1. Infeksi paru-paru: infeksi paru-paru oleh bakteri, mikoplasma, virus dan mikroorganisme patogen lainnya akan muncul batuk, demam, nyeri dada dan gejala lainnya, beberapa pasien mungkin juga muncul sakit kepala, takut dingin, takut angin dan gejala lainnya, pada saat ini, penggunaan ibuprofen, natrium diklofenak dan obat antiinflamasi nonsteroid lainnya untuk meredakan demam dan analgesia, di samping pilihan antibiotik yang sensitif, seperti ceftazidime, penisilin dan obat lain untuk pengobatan.

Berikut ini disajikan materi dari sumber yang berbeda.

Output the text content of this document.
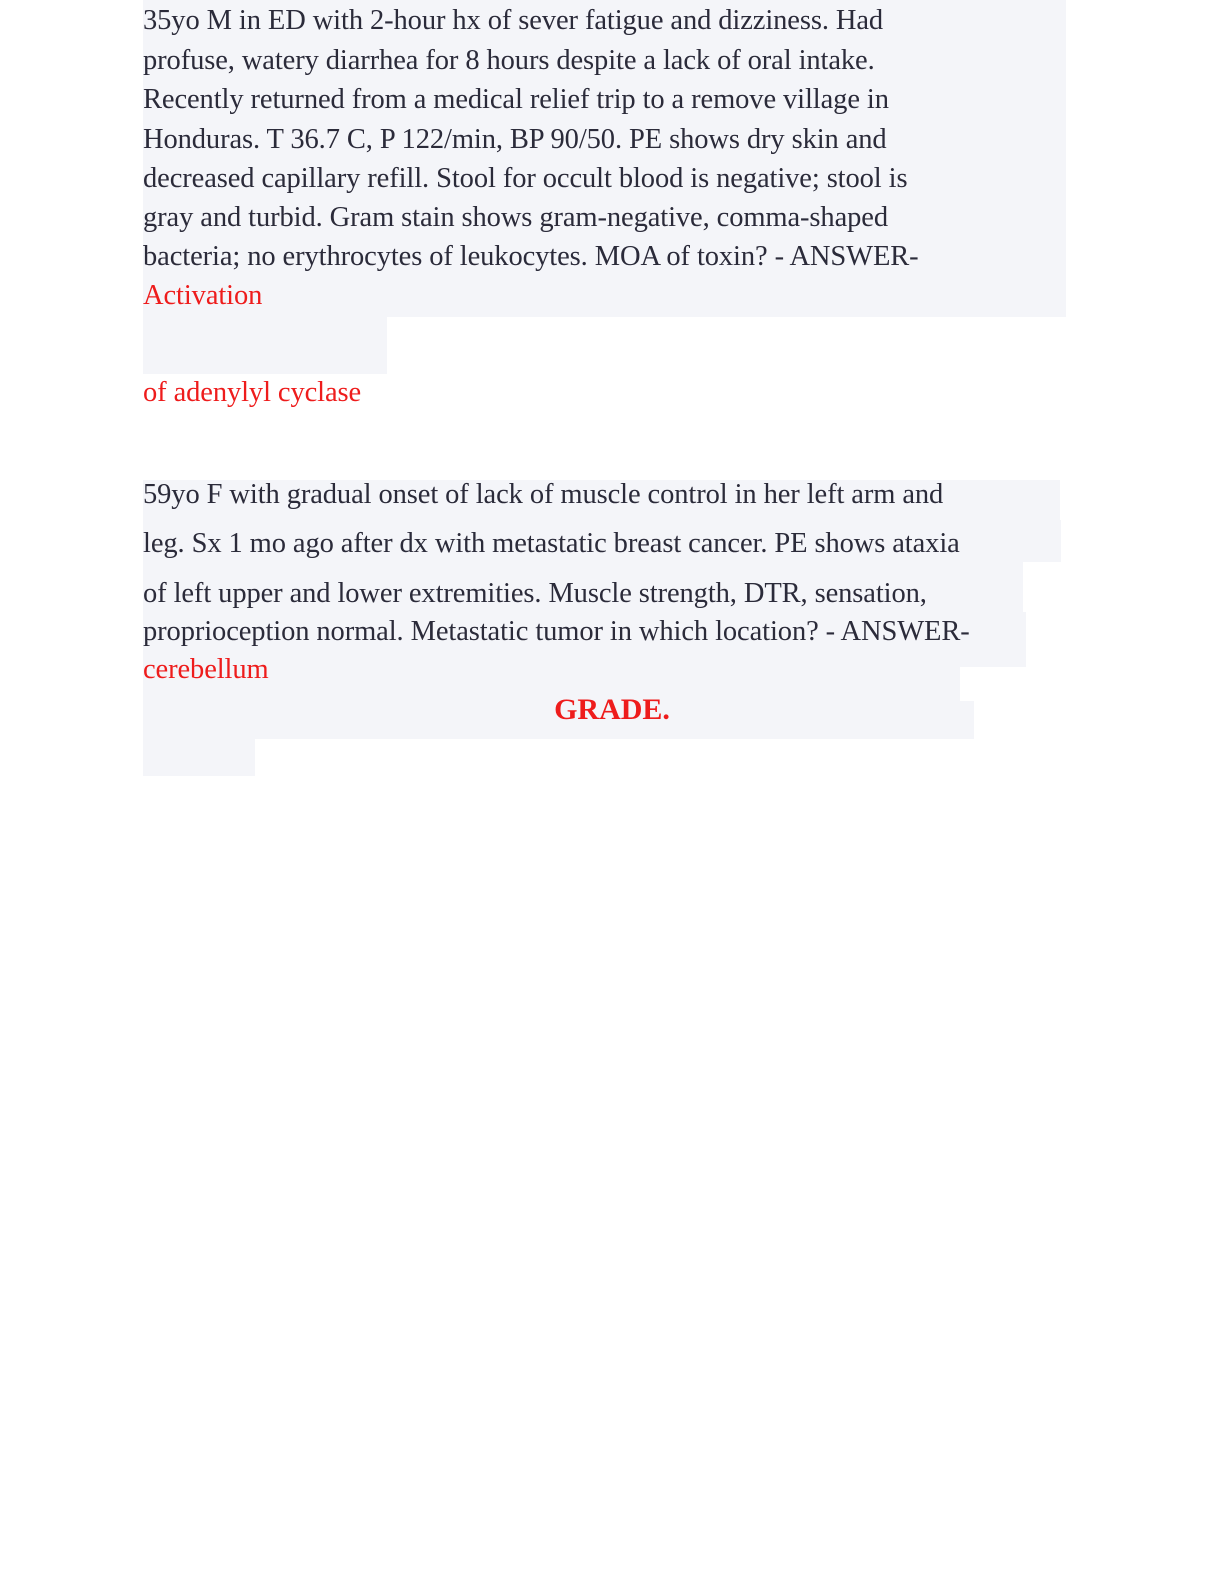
35yo M in ED with 2-hour hx of sever fatigue and dizziness. Had
profuse, watery diarrhea for 8 hours despite a lack of oral intake.
Recently returned from a medical relief trip to a remove village in
Honduras. T 36.7 C, P 122/min, BP 90/50. PE shows dry skin and
decreased capillary refill. Stool for occult blood is negative; stool is
gray and turbid. Gram stain shows gram-negative, comma-shaped
bacteria; no erythrocytes of leukocytes. MOA of toxin? - ANSWER-
Activation
of adenylyl cyclase
59yo F with gradual onset of lack of muscle control in her left arm and
leg. Sx 1 mo ago after dx with metastatic breast cancer. PE shows ataxia
of left upper and lower extremities. Muscle strength, DTR, sensation,
proprioception normal. Metastatic tumor in which location? - ANSWER-
cerebellum
GRADE.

2. Sakit kepala neurologis: sakit kepala neurologis sebagian besar disebabkan oleh ketegangan mental, kemarahan dan faktor-faktor lain, yang dapat menyebabkan sakit kepala yang terus-menerus, tekanan, takut angin dan takut dingin dan gejala lainnya, pasien dapat menggunakan ibuprofen, natrium diklofenak dan obat antiinflamasi nonsteroid lainnya untuk meredakan gejala sakit kepala, dan terapi relaksasi dapat digunakan untuk meredakan kecemasan mental dan sebagainya.
Obat-obatan di atas harus digunakan di bawah bimbingan dokter, rasa takut akan angin dan dingin di kepala juga dapat disebabkan oleh alasan lain, disarankan agar pasien segera ke rumah sakit biasa, menyelesaikan pemeriksaan yang relevan untuk memperjelas diagnosis, dan mengikuti instruksi dokter pengobatan standar.